Thanks to ALL, Brazil’s Ethanol Gets on the Right Track

ALL train at Serra do Mar Brazil-based ALL (América Latina LogÀ­stica), the largest railway logistics operator in Latin America, is the newest player in the fuel alcohol sector in the state of São Paulo, which is responsible for around 75% of the whole alcohol and sugar production of Brazil. The state produces 24 billion liters of the product per year.

ALL has established a novel partnership with distributors and should invest 104 million Brazilian reais (US$ 64 million) in systems for collecting and distributing ethanol to the market in the state of São Paulo.

The partnership contemplates installation of 11 points for cargo centralization (loading centers) at strategic points in the main producer regions of the state of São Paulo, Mato Grosso and Mato Grosso do Sul, as well as a structure for railway unloading at Planalto Paulista Refinery (Replan), in the city of Paulí­nia, in the interior of São Paulo state.

According to ALL, the operation marks the start of cargo transport on the old Brazil Railways lines, purchased by the company in 2006, and covering three concessions, Ferroban, Ferronorte and Novoeste.

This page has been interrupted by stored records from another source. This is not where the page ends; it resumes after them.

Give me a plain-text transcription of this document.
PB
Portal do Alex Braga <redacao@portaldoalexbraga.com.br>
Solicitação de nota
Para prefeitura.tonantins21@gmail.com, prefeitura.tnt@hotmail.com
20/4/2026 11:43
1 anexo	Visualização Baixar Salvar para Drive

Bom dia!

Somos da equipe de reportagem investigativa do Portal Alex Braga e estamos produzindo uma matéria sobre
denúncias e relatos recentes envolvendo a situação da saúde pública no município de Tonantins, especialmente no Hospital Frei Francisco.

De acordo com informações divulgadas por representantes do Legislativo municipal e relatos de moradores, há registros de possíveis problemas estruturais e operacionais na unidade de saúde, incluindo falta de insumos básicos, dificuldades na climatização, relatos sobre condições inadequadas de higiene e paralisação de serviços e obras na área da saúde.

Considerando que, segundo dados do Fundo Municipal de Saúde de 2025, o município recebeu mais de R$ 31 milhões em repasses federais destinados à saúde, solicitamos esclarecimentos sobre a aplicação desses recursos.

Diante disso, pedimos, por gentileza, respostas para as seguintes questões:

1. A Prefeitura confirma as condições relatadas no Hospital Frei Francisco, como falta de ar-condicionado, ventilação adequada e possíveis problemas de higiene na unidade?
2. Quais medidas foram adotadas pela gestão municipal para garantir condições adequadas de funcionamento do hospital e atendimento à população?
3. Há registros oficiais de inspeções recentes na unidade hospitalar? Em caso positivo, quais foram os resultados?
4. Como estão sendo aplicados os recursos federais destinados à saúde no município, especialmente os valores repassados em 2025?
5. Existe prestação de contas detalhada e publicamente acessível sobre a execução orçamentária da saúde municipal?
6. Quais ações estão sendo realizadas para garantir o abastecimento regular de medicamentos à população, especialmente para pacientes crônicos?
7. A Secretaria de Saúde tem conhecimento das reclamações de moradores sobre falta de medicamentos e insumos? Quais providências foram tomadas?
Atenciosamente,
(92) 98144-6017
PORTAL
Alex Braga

In 2009, the railway should move 1 million cubic meters of alcohol towards the market in São Paulo and surrounding region, and the total may rise to 2 million a year by 2010. The operation counts on 250 new tanker wagons each with a 103 cubic-meter fuel capacity to be used to collect the product in the interior of the states of São Paulo, Mato Grosso and Mato Grosso do Sul.

The partnership allows for optimization of the railway fleet, transporting alcohol on the return trip. Currently, ALL transports 170,000 cubic meters of diesel and petrol a month, collected at Replan.

Now the cars, which used to return empty for re-loading, may return full of alcohol produced in the countryside, completing the cycle of assets and reducing operating cost, which makes freight more attractive and the railway more competitive.

"We have entered a growing market, which will be supplied based on our spare capacity, offering the market more productive and cheaper logistics," said Eduardo Fares, who is responsible for the Liquids Unit at ALL.

Undergarments

The undergarments sector, which represents 9.5% of the textile production chain and had revenues of 4.59 billion reais (US$ 2.8 billion) in 2007, should grow around 15% this year. Brazil consumes 835 million items each year. For 2008, the estimate is to expand the number of items produced by between 11% and 15%.

Perspectives are also good when considering the foreign market. In 2007, exports were close to US$ 40 million. This year they should grow on average 10%. The main importer markets are the countries in Latin America and the European Union. Countries in the Middle East are also on the list of buyers.

Accelerate Brazil!

Between 1997 and 2006, the Brazilian participation in global agribusiness trade has risen to 6.9%. In the period, the average growth of Brazilian sector exports was 9.6% a year. This is revealed by the Agribusiness Commercial Exchange – Main Market Destinations, elaborated by the Secretariat of Agribusiness Foreign Relations, of the Ministry of Agriculture, Livestock and Supply.

In the period analyzed by the publication, released last week, global agribusiness trade grew 57% between 1997 and 2006. In the period, the value exported to the whole of the world rose from US$ 388.6 billion to US$ 609.8 billion.

In 2007, Brazilian agribusiness exports reached the figure of US$ 58.4 billion, 2.5 times more than the total registered ten years ago, when Brazil exported US$ 23.4 billion. This growth, however, has not been regular due to the oscillation of international commodity prices.

Over the last three years, the annual growth of 14% in the value of agribusiness exports is the consequence, mainly, of a 68% price hike in the period, as against a 32% increase in the volume exported.

State-Owned Companies

Site Contas Abertas (Open Accounts) informs that investment of state-owned companies in the first half of this year were the greatest of the last ten years. Between January and June, state-owned companies invested 20.1 billion reais (US$ 12.3 billion), around 35% more than in the same period last year.

Petrobras alone invested 18 billion reais (US$ 11 billion), that is, 89% of all the funds in the first half. The investment of the state-owned company also totaled 68% more than the average of the first six months of 1999 and 2007, calculated at 12 billion reais (US$ 7.3 billion), at current figures – already having discounted the effects of inflation.